My body has often been my burden.
I was a healthy child, but when I started diving deeper into spirituality in my early twenties, my body responded with strange and sometimes devastating symptoms that nothing and no one could “heal” (and I desperately tried just about everything/everyone).
Once, when I was seeing a(nother) high-caliber healer, she stretched her hands towards my aching belly and then abruptly pulled them back, stating: “I can’t touch This.”
She had enough sensitivity (and humility) to realize what many other healers I tried, didn’t.
That Incarnation is an Inside Job.
And it often requires remembering when and why we decided not to come Home. Here. And that kind of Remembering is up to the Soul and the Soul alone.
Over the past 5 years, I’ve begun to Remember.
I Remember when Love first called/conceived me into a physical body.
And I (briefly) felt what it was like to be a distinct incarnation of Divine Love on this planet.
However, not long after my Soul consciousness embraced my fetus form, shit got real…
Badder than bad.
Hell, I’ll call it what it felt like from this dimension (and the dimension directly next to us) – evil, getting the upper hand.
I experienced the murder of my father from the womb of my mother.
In that dark, confusing, and isolating space,
I cut my own umbilical cord to Life…
and floated away from my flesh…
to what I thought was a safer space, a more “spiritual” space, a space that would protect me from what happens when you claim a body on this planet.
I floated outside my human bodies for 2000 years.
And while my disembodiment served a purpose, it severed me from my own.
For as cliché as this sounds to those who know betta:
We cannot Be Who We Are and Do What We Are Here To Do without embodying our Soul.

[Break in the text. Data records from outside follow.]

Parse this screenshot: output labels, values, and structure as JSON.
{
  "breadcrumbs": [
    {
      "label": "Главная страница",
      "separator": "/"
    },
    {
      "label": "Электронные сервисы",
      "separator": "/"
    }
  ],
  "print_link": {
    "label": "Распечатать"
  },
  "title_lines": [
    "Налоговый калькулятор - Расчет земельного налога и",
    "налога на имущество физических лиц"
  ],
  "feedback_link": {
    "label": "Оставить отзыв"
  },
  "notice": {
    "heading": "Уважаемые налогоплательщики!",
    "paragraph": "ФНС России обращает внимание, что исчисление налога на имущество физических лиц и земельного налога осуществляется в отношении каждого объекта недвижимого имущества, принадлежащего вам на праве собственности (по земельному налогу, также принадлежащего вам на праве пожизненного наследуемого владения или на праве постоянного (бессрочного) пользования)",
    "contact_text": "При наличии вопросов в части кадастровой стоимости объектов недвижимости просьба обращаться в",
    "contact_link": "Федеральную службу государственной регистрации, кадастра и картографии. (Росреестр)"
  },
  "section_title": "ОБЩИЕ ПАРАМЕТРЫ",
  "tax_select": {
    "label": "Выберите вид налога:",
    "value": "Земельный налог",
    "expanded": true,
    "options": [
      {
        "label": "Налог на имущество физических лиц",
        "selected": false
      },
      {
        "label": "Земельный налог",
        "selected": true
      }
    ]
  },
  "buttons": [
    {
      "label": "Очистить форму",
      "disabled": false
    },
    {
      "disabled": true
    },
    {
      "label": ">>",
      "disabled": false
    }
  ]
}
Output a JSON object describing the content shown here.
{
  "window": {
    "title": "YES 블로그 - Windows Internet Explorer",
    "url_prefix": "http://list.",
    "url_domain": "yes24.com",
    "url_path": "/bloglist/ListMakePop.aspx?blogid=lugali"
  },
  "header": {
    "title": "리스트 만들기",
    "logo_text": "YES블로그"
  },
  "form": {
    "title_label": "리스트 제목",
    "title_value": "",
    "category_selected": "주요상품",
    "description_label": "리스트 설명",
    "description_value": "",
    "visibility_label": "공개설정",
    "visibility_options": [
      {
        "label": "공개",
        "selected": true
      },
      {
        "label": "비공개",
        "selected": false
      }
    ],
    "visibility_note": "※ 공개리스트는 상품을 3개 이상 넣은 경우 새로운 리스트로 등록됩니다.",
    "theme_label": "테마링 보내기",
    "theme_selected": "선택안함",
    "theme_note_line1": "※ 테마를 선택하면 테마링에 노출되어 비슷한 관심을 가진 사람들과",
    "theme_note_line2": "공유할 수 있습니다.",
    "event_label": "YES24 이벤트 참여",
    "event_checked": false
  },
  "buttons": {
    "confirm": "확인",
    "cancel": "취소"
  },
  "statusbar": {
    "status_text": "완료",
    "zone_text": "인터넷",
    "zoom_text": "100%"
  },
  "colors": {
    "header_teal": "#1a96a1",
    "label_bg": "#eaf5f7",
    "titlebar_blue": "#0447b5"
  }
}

This time round, I’m finally strong enough to face my past actions, take responsibility for my choices, locate and free my Soul’s many fragments and gently usher them Home.
But not to a home I’ve been taught about or read about or prayed about or meditated on or transcended or blissed out about or been non-attached too,
But to a Body that demands I be fiercely attached to
To a Body that feels enormous pain and incredible pleasure and every in between.
To a Body that is the forgotten Key to It All.
Now, I realize that “embodiment” is a common catch phrase these days, a spiritually-correct caress against our lotus-posed bodies, but I’m also realizing that embodiment is beyond what most of us can conceive…
because most of us haven’t conceived our Selves in our cells.
In fact, from my Lady’s perspective, Organic Incarnation has rarely happened on this planet (for reasons that are both fucked up and pitch perfect).
Most of us – no matter our modern spiritual beliefs, our therapeutic acuity, our somatic release practices, our feminist booty-bumping bra-less reclamations, our flowy feathery Goddess websites/retreats/coaching calls, our sacred sexuality woo wa wee wow, our girl-gone-naked romps in the scattered leaves of the Fall’s mistaken freedom – are newcomers to this multidimensional process of Incarnation.
So, while I can talk about the importance of embodiment and the sacredness of the body and blah blah blah like the best of em, the truth is, I have no fucking clue how to Incarnate my Distinct Divine Being into my human flesh.
But my Lady does.
(and your Soul does)
The other day in my red tent, She gave me another Teaching.
Every human body I have ever had on this planet came forward.
And My Lady bent down in front of each one
with a kind of
that felt like it came from the swollen Belly of Love Itself.
When She was done, She turned to me and fiercely stated:
“ANY spiritual belief/practice/teacher/book/program that does NOT treat your Body in this Way is not coming from Organic Truth and will NEVER bring you Home.
Sera, the ONLY Way Home is Through Your Body.”
More than the words or actions, the raging Truth of what transpired caused me to fall to my freckled knees in my current form.
A few hours later, I felt a familiar painful physical symptom arise, I felt the energies of Ferguson, ebola, the climate change, poverty, sex slavery – the reality of life on this planet right now,
and I wanted to float away, again.
And, I humbly realized that I might not be strong enough to fully Incarnate in this lifetime,
but heart-beat by heart-beat,
I’m still going to do my damn best to answer Love’s Call.